À partir du 1er mars 2026, les salariés qui démissionnent pourront, sous conditions strictes, percevoir une allocation de chômage pendant une durée maximale de six mois. Cette mesure, baptisée « prime trampoline », figure dans l’accord de gouvernement et vise à faciliter les transitions professionnelles pour les travailleurs bloqués dans leur poste.
Le droit à cette allocation ne sera accordé qu’une seule fois dans la carrière. Il faudra justifier d’au moins dix ans d’ancienneté dans l’emploi quitté. Le versement ne sera pas automatique : la personne devra introduire une demande auprès des services compétents. Dans certains cas, cette période d’indemnisation pourra être prolongée.
Si le bénéficiaire entame une formation pour un métier en pénurie dans les trois mois suivant sa démission, et qu’il la réussit, il pourra obtenir six mois supplémentaires d’aide.
Une logique assurantielle remise en question
La prime trampoline ne fait pas l’unanimité, en particulier chez les syndicats. Du côté de la CSC, on pointe une remise en cause du principe fondamental de l’assurance chômage, censée protéger les personnes qui perdent leur emploi contre leur volonté. L’idée qu’un salarié puisse délibérément quitter son poste et bénéficier d’une allocation est perçue comme une dérive, avec un coût potentiel pour la sécurité sociale.
Certains craignent également des effets d’aubaine. Un salarié proche de la retraite pourrait, par exemple, utiliser la mesure pour combler les derniers mois avant la pension. D’autres alertent sur le flou entourant les contrôles : une formation de six mois ou une période d’inactivité totale pourraient, dans les faits, ouvrir les mêmes droits.
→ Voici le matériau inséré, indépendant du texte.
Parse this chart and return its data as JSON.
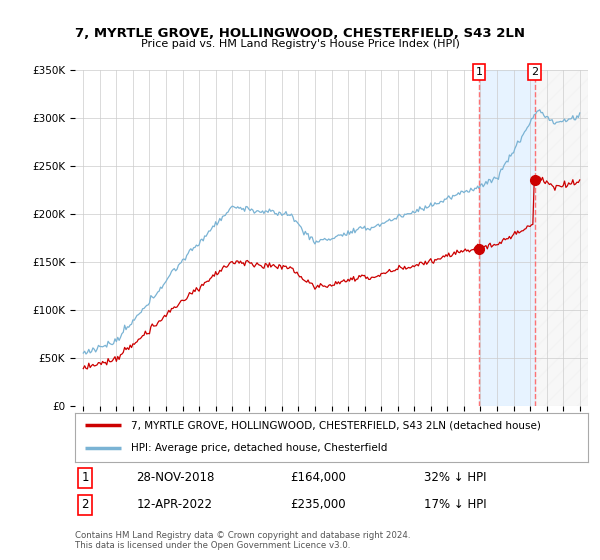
{
  "title": "7, MYRTLE GROVE, HOLLINGWOOD, CHESTERFIELD, S43 2LN",
  "subtitle": "Price paid vs. HM Land Registry's House Price Index (HPI)",
  "ylim": [
    0,
    350000
  ],
  "yticks": [
    0,
    50000,
    100000,
    150000,
    200000,
    250000,
    300000,
    350000
  ],
  "ytick_labels": [
    "£0",
    "£50K",
    "£100K",
    "£150K",
    "£200K",
    "£250K",
    "£300K",
    "£350K"
  ],
  "hpi_color": "#7ab3d4",
  "price_color": "#cc0000",
  "purchase1_year": 2018.92,
  "purchase2_year": 2022.28,
  "purchase1_price": 164000,
  "purchase2_price": 235000,
  "purchase1_date": "28-NOV-2018",
  "purchase2_date": "12-APR-2022",
  "purchase1_label": "32% ↓ HPI",
  "purchase2_label": "17% ↓ HPI",
  "legend_label1": "7, MYRTLE GROVE, HOLLINGWOOD, CHESTERFIELD, S43 2LN (detached house)",
  "legend_label2": "HPI: Average price, detached house, Chesterfield",
  "footer": "Contains HM Land Registry data © Crown copyright and database right 2024.\nThis data is licensed under the Open Government Licence v3.0.",
  "background_color": "#ffffff",
  "grid_color": "#cccccc",
  "shade_color": "#ddeeff",
  "hatch_color": "#cccccc"
}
Un accueil plus nuancé du côté patronal
L’organisation Unizo, qui représente les indépendants en Flandre, se montre plus prudente mais ouverte. Pour son expert emploi, la mesure peut se justifier si elle agit comme un tremplin réel vers un autre emploi, rapporte Le Soir. L’objectif affiché est de réduire le risque d’épuisement professionnel tout en soutenant la reconversion. Mais pour cela, un encadrement strict et un suivi rigoureux seront indispensables.
Ce nouveau droit pourrait marquer un tournant dans l’approche belge du chômage, en l’ouvrant partiellement à des logiques de reconversion volontaire.